W de What?, isto não acaba hoje?: Nem todos os campeonatos seguem as mesmas datas no que às janelas de transferências diz respeito, como é natural. Se olharmos só para o continente europeu, as eventuais mexidas nos plantéis prosseguirão até aos dias 6 (Áustria), 8 (Turquia), 10 (Sérvia) ou 13 (Roménia) de fevereiro. O que significa que quaisquer jogadores excedentários, que ainda não tenham sido colocados, podem todavia rumar a outras paragens.

X de Xá: O regime monárquico iraniano foi derrubado em 1979, com a Revolução Islâmica. Uma outra, feita agora com reis, tomou de assalto o futebol. A Arábia Saudita, através do seu Fundo de Investimento Público, adquiriu o Newcastle em 2021, com o objetivo de transformar o clube numa superpotência europeia. Um investimento que já está a colher alguns frutos. O clube, que não conquista um campeonato desde 1927 e que não compete numa prova europeia desde 2013, ocupa neste momento o terceiro lugar na Premier League, com os mesmos pontos que o Manchester United. O inverno foi de boa colheita, com destaque para a chegada de Anthony Gordon, contratado ao Everton por 45 milhões de euros. Para os adeptos, pouco importa que a Arábia Saudita tenha um currículo degradante no que aos direitos humanos diz respeito: só as vitórias interessam.

Y de Yo solo hago música, perdón que te salpique: Um dos versos que Shakira dedicou ao ex-marido, Gerard Piqué, que se despediu do futebol em novembro. Usa-se a palavra "novela" para descrever aquelas negociações de mercado que não atam nem desatam: pode-se usá-la para descrever aquilo que têm sido as últimas semanas na vida de ambos. O pós-traição já envolveu uma canção nova de Shakira, um contrato de Piqué com a Casio, uma bruxa plantada na varanda da cantora e uma crise de ansiedade de Clara Chia, a nova namorada do antigo futebolista. Pelo meio, o catalão criou uma nova liga de futebol de sete, a Kings League, composta por antigas estrelas e que já bate recordes nas redes sociais. Será que os mercados futuros também passarão por aqui?

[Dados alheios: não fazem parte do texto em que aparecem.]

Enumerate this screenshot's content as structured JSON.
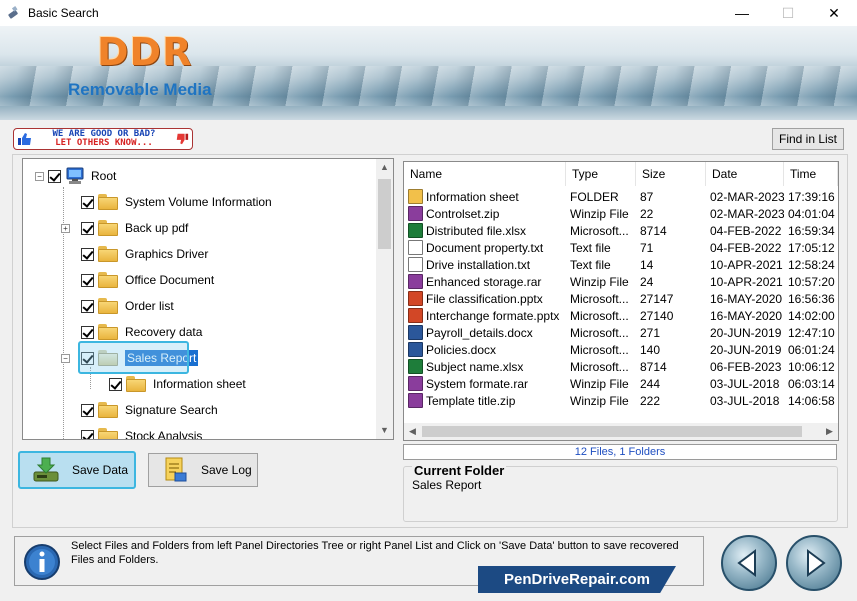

créditos: Josep LAGO / AFP

Z de Ziyech: Podia ser a peça que faltava para o Paris Saint-Germain conquistar uma tão cobiçada Liga dos Campeões. Depois de ter brilhado no Mundial por Marrocos, Hakim Ziyech esteve quase, quase a mudar-se para França, mas a transferência do Chelsea para o clube parisiense foi travada pela burocracia. Os documentos que davam conta do acordo entre os dois clubes não foram validados – o Paris Saint-Germain culpa o Chelsea, tendo chegado a apresentar recurso junto da Liga Francesa – e Ziyech terá mesmo de ficar por Inglaterra, onde agora terá concorrência ainda mais forte.